With Ted’s passing, I felt a wellspring of guilt over not visiting him as frequently as I should have. Death has this way of making some intentions impossible.

Tonight we gathered at his home for a brief service with his family to recognize his passing and to initiate a week of such gatherings. There is nothing like the presence of friends and neighbors to cut through the somber grief of the moment. There was a chance for people to reminisce and they certainly did. There was such a solidarity as we read and chanted together. At least 60 people packed into a rather small space to remember Ted.

We sang together the third verse of Yism'chu, the one that Ted often sang as a solo, where he added the embellishments that made us all smile. This is a song about observing the Sabbath. His verse reminds us to remember creation.

One rather sad note. This weekend his granddaughter was called to the Torah for her bat mitzvah. He tried so valiantly to hang on long enough to be there for her, but he just couldn’t make it. She will forever associate the death of her grandfather with her bat mitzvah.

Once again I was reminded of the feeling of community that emanates from any Temple Micah gathering. These people really care about one another and they care about me. They have become my second family. I am so lucky to be a part of this group.

4 Comments:

Blogger Kristin said...

I like the family I've chosen (my friends) as much as, if not more (at times) than the family into which I was born.
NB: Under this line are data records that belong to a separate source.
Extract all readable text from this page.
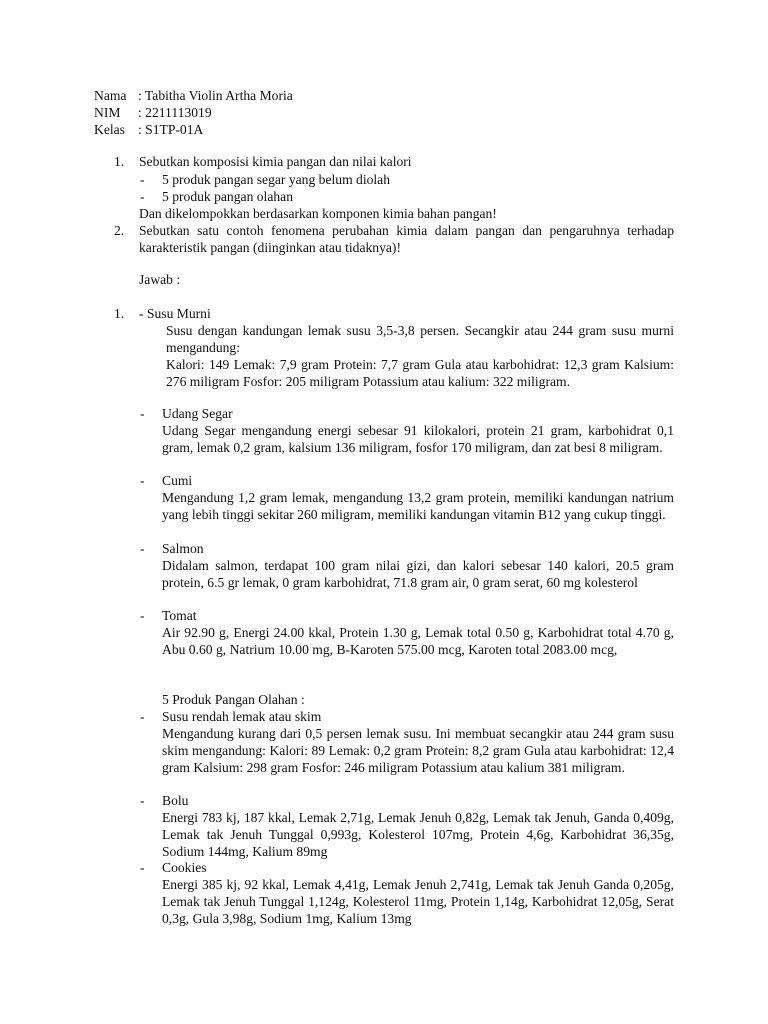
Nama : Tabitha Violin Artha Moria
NIM : 2211113019
Kelas : S1TP-01A
1. Sebutkan komposisi kimia pangan dan nilai kalori
- 5 produk pangan segar yang belum diolah
- 5 produk pangan olahan
Dan dikelompokkan berdasarkan komponen kimia bahan pangan!
2. Sebutkan satu contoh fenomena perubahan kimia dalam pangan dan pengaruhnya terhadap karakteristik pangan (diinginkan atau tidaknya)!
Jawab :
1. - Susu Murni
Susu dengan kandungan lemak susu 3,5-3,8 persen. Secangkir atau 244 gram susu murni mengandung:
Kalori: 149 Lemak: 7,9 gram Protein: 7,7 gram Gula atau karbohidrat: 12,3 gram Kalsium: 276 miligram Fosfor: 205 miligram Potassium atau kalium: 322 miligram.
- Udang Segar
Udang Segar mengandung energi sebesar 91 kilokalori, protein 21 gram, karbohidrat 0,1 gram, lemak 0,2 gram, kalsium 136 miligram, fosfor 170 miligram, dan zat besi 8 miligram.
- Cumi
Mengandung 1,2 gram lemak, mengandung 13,2 gram protein, memiliki kandungan natrium yang lebih tinggi sekitar 260 miligram, memiliki kandungan vitamin B12 yang cukup tinggi.
- Salmon
Didalam salmon, terdapat 100 gram nilai gizi, dan kalori sebesar 140 kalori, 20.5 gram protein, 6.5 gr lemak, 0 gram karbohidrat, 71.8 gram air, 0 gram serat, 60 mg kolesterol
- Tomat
Air 92.90 g, Energi 24.00 kkal, Protein 1.30 g, Lemak total 0.50 g, Karbohidrat total 4.70 g, Abu 0.60 g, Natrium 10.00 mg, B-Karoten 575.00 mcg, Karoten total 2083.00 mcg,
5 Produk Pangan Olahan :
- Susu rendah lemak atau skim
Mengandung kurang dari 0,5 persen lemak susu. Ini membuat secangkir atau 244 gram susu skim mengandung: Kalori: 89 Lemak: 0,2 gram Protein: 8,2 gram Gula atau karbohidrat: 12,4 gram Kalsium: 298 gram Fosfor: 246 miligram Potassium atau kalium 381 miligram.
- Bolu
Energi 783 kj, 187 kkal, Lemak 2,71g, Lemak Jenuh 0,82g, Lemak tak Jenuh, Ganda 0,409g, Lemak tak Jenuh Tunggal 0,993g, Kolesterol 107mg, Protein 4,6g, Karbohidrat 36,35g, Sodium 144mg, Kalium 89mg
- Cookies
Energi 385 kj, 92 kkal, Lemak 4,41g, Lemak Jenuh 2,741g, Lemak tak Jenuh Ganda 0,205g, Lemak tak Jenuh Tunggal 1,124g, Kolesterol 11mg, Protein 1,14g, Karbohidrat 12,05g, Serat 0,3g, Gula 3,98g, Sodium 1mg, Kalium 13mg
It sounds like a wonderful/terrible celebration of life.

10:17 PM  
Blogger Richard said...

Finding a good community to belong in is important.

11:21 PM  
Anonymous Anonymous said...

Maybe that was the only way he could be at the bat mitzvah. Though dying is a sad thing for those of us that live. It must be a happy thing for those of us that are sick and in pain.

11:11 AM  
Blogger Mother of Invention said...

I agree with Old Lady, it is a blessing to let go of the pain. I'd want that if I were ready to be released.

Don't know why, but I never knew that girls had a Bar Mitzva...thought it was just for boys.